Orbán on the changing axis of power in the EU, some praise for Ukraine, and the demise of Western soft power

Prime Minister Viktor Orbán’s annual speech at "Tusványos" revealed several foreign policy ideas never before openly expressed by a Hungarian government politician, writes Mandiner’s Matthias Kohán

By Liz Heflin
5 Min Read

Speaking at the “Bálványos Free Summer University and Student Camp” in Romania, Viktor Orbán first set the record straight on who the government considers pro-war, that is, not just Ukraine and the West but also Russia, as Putin is not open to peace negotiations either. He further clarified that for Ukrainians, this is a war of self-defense against an aggression that violates international law, while Russians are fighting against the stationing of NATO troops in Ukraine.

Orbán also surprisingly had many words of praise for Ukraine, saying that its “strength and resilience exceed all expectations” and despite brutal levels of emigration, corruption, and the very weak functioning of the Ukrainian state for decades, “it is actually a strong country” that found a vocation in the war. “Its new mission is to be the eastern border region of the West,” he stated. 

In the wake of the sanction against Russia’s Lukoil, preventing it from using the Druzhba pipeline and seriously threatening Hungary’s energy supply, Orbán seemed to offer up an excuse for Ukraine, saying that “what we, non-Ukrainians, see as aggressive demands” is actually “the demand of the Ukrainians to officially recognize their vocation internationally” as a bulwark of the West. Orbán knows what Zelensky is fighting for, even if he does not think their strategy will be successful.

On Russia, the prime minister does not see the country as a “rigid, neo-Stalinist autocracy” and instead considers it a technically and economically flexible country, adding that entrepreneurship and spontaneity are characteristic of all the post-Soviet countries that have successfully caught up in their own way.

He further commented on Russia’s performance in the face of global sanctions, noting that the massive formal and informal influence of the Russian state over actors in the national economy is not simply corruption that breeds nepotism and inefficiency, but also a guarantee that the Russian economy can effectively prepare for and adapt to shocks of a political nature.

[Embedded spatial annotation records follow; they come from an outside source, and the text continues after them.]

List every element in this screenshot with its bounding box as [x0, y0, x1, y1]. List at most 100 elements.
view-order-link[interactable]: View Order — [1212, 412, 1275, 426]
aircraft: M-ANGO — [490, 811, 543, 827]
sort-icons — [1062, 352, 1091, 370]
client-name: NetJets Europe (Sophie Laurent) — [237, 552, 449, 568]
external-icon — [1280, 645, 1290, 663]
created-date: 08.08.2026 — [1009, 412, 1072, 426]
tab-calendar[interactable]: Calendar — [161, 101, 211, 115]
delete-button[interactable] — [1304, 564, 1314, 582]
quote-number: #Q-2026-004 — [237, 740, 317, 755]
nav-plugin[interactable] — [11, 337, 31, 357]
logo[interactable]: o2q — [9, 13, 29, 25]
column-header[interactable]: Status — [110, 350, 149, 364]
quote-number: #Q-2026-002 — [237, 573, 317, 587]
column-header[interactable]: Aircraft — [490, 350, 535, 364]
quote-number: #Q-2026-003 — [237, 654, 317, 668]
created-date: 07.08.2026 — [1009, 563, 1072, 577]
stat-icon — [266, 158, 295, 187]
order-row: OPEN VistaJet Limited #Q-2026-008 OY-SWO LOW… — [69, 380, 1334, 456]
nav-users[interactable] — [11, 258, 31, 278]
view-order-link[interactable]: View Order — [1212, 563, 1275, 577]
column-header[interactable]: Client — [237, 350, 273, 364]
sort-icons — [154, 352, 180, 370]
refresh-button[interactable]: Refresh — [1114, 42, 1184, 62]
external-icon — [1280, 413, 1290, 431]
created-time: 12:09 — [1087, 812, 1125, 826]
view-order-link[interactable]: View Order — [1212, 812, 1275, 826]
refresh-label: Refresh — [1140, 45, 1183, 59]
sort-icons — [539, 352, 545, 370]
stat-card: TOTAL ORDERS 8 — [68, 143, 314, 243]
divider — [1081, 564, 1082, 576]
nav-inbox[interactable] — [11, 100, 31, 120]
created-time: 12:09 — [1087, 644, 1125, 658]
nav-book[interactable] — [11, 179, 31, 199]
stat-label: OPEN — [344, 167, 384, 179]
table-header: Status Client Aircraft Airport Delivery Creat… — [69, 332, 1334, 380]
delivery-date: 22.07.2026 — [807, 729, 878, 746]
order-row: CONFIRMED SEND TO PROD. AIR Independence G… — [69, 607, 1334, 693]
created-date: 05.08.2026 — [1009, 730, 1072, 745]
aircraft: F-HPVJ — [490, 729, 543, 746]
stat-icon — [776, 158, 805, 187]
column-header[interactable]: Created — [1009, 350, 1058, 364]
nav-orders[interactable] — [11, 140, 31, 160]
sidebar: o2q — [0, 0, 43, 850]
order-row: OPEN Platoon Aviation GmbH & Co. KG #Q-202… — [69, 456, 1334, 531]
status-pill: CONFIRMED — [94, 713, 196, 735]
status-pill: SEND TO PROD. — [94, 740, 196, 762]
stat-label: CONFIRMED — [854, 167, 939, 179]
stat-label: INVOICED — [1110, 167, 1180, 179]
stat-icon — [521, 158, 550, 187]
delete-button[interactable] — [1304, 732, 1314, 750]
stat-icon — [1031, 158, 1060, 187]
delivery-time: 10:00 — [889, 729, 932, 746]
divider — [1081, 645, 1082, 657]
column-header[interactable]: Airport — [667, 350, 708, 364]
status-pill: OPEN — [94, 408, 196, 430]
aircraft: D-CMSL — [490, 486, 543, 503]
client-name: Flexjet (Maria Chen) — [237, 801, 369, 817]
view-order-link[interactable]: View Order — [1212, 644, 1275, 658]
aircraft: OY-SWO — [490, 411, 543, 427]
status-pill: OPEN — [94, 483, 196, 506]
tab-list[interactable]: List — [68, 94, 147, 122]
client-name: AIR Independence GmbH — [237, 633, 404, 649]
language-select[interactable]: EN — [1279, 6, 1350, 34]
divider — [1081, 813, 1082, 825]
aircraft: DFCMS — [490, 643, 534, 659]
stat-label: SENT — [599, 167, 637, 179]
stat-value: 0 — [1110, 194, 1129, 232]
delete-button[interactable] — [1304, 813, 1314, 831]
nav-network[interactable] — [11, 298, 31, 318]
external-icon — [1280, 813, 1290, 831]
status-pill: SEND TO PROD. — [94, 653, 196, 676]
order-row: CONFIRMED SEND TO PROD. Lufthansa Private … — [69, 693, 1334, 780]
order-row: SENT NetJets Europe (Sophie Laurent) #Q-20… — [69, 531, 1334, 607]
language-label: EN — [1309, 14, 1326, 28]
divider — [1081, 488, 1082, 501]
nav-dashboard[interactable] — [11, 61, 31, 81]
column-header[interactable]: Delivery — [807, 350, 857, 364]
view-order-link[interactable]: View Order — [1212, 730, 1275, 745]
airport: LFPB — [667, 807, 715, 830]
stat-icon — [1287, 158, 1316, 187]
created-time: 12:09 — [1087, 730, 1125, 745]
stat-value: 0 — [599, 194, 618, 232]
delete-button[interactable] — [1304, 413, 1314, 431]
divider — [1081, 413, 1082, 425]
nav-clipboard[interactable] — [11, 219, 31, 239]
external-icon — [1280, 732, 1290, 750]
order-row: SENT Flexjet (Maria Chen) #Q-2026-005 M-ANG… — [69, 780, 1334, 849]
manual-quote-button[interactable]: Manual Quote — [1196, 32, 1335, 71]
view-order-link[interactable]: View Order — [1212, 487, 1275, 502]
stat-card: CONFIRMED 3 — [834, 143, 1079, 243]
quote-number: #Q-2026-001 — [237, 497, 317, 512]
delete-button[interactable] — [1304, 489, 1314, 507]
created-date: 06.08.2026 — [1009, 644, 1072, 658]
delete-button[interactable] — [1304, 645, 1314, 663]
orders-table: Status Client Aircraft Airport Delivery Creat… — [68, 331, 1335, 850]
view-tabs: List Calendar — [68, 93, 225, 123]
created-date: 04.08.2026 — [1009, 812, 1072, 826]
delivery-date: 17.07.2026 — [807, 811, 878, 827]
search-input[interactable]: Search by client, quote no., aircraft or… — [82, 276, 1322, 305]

On EU politics, of note were Orbán’s several positive statements about French President Macron. However, the Hungarian prime minister said that the traditional power center of European politics, the French-German axis has lost its dominance. Instead, the British-Polish-Ukrainian-Baltic-Scandinavian axis, in close cooperation with the United States, is in control, which explains the gradual shift of the Germans from a policy of peace policy towards increasingly intensive arms deliveries. As PM Orbán said, Olaf Scholz really only wanted to send helmets in the Russo-Ukraine war, and he really did not want the sanctions regime to extend to energy policy.

Orbán made sure to reiterate that Central Europeans consider the nation-state to be an important value that is rooted in national culture, carries common moral convictions, and can pursue a sovereign foreign policy. Meanwhile Western European countries, he says, have entered a post-national state; for them, the nation-state is a legal abstraction that can be overcome.

The prime minister also highlighted the primary challenge for the West and democracy. Since “the elites condemn the people,” they refuse to represent the shift to the right in politics, eroding trust between the people and their political elite and making representative democracy impossible.

“There is an elite that does not want to represent the people, and there are the people who are not represented,” he said.

In the past, Western values ​​could be set forth as universal, i.e., beneficial and obligatory for everyone, because “modern development” and prosperity were exclusively Western. But today, the Chinese, Arabs and Turks have also become modern and “not at all based on Western values,” decimating Western soft power.

The developing world no longer sees Western values ​​as unavoidable, a must, so Western values, ​​such as LGBTQ ideology, are today “demonstratively unacceptable in more and more countries of the world.”

Prime Minister Orbán laid out his argument that change in the world order is an opportunity, requiring Hungary to develop its own path, different from that designated by the EU mainstream. However, he also reiterated a firm stance in favor of Hungary’s EU membership and even noted that were such a change in the world order to pose a threat to Hungary, alignment with the mainstream EU policy would be justified.